Though Reany’s team was initially excited about voice recognition as a way to authenticate payment, they were surprised to find that customers aren’t very excited about using it. “You don’t want to have to verify with your voice while you’re on the subway or in your cubicle trying to order something,” he says. “Facial recognition, though it has technical challenges, is more accepted thanks to selfies.” Iris imaging is coming along too as an option for payment authentication. “The resolution of these phones is so good that they can just focus on the eye,” says Reany. “There are a lot of unique characteristics in your iris that make it work well.”
One challenge in the biometric authentication realm is privacy, Reany says. “Every government seems to have different regulations and conditions for privacy, so programs will vary depending on the country. These aren’t consistent yet.” Legislation and regulation are being worked on, but uniformity is a long way off.

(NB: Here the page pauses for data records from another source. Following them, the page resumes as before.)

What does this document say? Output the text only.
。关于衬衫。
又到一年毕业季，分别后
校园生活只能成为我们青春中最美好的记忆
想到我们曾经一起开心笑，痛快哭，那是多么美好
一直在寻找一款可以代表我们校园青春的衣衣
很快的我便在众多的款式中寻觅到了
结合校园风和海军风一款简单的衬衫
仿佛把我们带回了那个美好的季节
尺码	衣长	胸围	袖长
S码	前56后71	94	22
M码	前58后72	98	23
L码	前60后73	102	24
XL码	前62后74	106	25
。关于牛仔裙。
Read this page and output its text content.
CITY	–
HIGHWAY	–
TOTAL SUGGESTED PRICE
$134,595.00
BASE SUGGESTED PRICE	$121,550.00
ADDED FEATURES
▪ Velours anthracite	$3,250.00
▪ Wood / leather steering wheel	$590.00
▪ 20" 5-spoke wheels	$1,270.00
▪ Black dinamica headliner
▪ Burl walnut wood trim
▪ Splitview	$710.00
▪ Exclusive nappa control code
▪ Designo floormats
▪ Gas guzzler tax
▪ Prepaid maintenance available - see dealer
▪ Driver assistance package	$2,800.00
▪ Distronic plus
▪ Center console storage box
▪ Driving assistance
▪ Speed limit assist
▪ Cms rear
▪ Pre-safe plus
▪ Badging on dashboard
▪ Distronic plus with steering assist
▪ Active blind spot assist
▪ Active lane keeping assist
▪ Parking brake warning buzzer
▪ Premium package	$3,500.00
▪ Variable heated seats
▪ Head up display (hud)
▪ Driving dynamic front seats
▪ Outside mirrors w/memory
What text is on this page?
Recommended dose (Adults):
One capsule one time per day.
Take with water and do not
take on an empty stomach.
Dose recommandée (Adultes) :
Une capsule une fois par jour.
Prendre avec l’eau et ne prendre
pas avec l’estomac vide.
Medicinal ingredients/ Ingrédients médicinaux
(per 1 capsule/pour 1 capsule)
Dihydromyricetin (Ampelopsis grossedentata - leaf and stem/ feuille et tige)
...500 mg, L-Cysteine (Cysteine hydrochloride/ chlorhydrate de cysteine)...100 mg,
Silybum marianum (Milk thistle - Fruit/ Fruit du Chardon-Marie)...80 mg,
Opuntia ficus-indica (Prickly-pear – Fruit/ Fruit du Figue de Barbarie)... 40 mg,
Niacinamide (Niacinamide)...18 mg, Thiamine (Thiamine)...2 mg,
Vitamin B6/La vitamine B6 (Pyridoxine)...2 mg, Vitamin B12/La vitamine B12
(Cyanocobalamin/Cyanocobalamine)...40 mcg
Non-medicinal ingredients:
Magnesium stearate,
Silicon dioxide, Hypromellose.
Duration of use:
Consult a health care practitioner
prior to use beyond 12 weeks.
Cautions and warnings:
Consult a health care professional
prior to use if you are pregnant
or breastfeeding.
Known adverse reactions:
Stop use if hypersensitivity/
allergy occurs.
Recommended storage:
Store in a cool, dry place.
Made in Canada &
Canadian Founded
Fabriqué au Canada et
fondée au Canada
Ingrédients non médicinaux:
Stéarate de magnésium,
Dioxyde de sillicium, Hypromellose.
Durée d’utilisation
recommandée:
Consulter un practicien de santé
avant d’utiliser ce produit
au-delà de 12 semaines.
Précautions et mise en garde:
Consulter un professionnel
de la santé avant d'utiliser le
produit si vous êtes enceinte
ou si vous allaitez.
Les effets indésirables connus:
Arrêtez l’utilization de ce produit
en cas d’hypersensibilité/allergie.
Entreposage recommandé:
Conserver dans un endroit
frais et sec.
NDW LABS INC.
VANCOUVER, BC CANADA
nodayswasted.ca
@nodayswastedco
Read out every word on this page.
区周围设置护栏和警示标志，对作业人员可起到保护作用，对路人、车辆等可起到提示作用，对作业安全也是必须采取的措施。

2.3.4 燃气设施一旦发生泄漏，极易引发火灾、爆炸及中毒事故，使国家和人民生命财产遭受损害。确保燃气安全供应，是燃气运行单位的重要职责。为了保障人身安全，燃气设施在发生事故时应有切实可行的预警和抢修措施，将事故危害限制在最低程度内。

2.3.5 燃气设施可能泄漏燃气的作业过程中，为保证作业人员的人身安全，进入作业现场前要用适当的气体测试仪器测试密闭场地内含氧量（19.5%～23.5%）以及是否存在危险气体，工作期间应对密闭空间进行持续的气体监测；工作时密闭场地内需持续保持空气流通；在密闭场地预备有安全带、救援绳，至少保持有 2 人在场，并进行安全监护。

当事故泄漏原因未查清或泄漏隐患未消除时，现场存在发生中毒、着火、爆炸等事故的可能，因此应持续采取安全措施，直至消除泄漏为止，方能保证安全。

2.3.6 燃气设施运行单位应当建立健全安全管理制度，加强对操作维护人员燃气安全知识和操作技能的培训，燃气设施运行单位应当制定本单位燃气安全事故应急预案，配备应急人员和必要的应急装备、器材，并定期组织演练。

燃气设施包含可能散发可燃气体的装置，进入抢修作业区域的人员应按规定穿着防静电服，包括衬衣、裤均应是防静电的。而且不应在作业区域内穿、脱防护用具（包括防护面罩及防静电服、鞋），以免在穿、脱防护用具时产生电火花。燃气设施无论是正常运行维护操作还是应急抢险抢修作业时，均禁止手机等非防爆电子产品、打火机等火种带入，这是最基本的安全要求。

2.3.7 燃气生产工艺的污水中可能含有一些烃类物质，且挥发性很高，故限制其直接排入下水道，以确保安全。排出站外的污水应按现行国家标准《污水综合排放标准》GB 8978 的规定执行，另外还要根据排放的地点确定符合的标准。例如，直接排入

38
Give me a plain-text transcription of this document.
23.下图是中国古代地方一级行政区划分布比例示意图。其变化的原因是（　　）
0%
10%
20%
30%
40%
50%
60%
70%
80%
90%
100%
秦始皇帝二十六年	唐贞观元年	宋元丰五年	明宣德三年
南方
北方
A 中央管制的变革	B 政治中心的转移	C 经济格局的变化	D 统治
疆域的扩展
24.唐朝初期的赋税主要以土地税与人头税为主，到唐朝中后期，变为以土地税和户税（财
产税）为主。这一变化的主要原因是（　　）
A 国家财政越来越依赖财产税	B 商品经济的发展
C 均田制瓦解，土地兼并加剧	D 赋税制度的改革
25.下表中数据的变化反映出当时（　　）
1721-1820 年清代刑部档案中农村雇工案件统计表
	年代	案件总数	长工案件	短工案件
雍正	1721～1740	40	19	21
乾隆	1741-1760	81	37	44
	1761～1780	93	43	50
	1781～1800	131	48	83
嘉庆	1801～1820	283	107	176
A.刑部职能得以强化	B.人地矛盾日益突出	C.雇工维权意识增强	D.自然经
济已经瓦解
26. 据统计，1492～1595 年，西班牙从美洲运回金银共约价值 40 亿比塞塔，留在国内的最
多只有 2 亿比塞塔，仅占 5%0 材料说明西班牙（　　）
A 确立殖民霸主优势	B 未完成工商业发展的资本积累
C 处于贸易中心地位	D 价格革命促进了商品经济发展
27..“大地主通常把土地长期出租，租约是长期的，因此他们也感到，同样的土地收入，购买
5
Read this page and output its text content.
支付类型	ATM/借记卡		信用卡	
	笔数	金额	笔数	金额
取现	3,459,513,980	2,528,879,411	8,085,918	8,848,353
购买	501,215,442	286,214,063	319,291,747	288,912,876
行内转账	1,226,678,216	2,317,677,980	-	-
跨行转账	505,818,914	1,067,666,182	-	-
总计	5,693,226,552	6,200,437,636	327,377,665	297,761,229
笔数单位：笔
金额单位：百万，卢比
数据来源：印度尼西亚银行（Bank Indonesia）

The other big challenge, says Reany, is consistency. “Apple is way different than Samsung as far as the security layers, the hardware-based security, how they protect data on the phone, etc.,” he says. “It’s still the Wild West a little bit. Phones have got to get safer and more consistent.”
Edaburn of Southern California Edison finds integrating security systems with biometric analytics to be a challenge. “This is often the case with different systems and brands and companies. In reality, it’s proving to be difficult, even though they say they are integrative,” he says. “There are a lot of issues in getting the two systems to talk to one another in an efficient manner.”
The Bottom Line
One of the potential advantages for businesses in using biometric security is to not have to distribute, replace or pay for access cards, says Edaburn. “You have your fingerprint, iris or voice with you, and that’s pretty hard to fake. It’s much more secure than a card,” he says.
Biometric analytics are also easy to use and they cut down on error, especially when two-factor authentication is used. “It all depends on what you’re trying to protect,” he says. “Biometrics may not be the way to go in areas where there is a lot of personnel going in and out. It’s typically not used in a high traffic area because there’s a processing time for how long it takes the system to look up and verify.” Hand geometry, iris scans, and fingerprint readers are the most commonly used biometric analytics, says Edaburn. “With hand geometry and fingerprints, the error rate is typically less than 1 percent.”
As with every kind of security, “any security system, biometrics or otherwise, is only as good as its people,” Edaburn says. “You can have the best security system in the world, but if you don’t train the people, it’s useless.”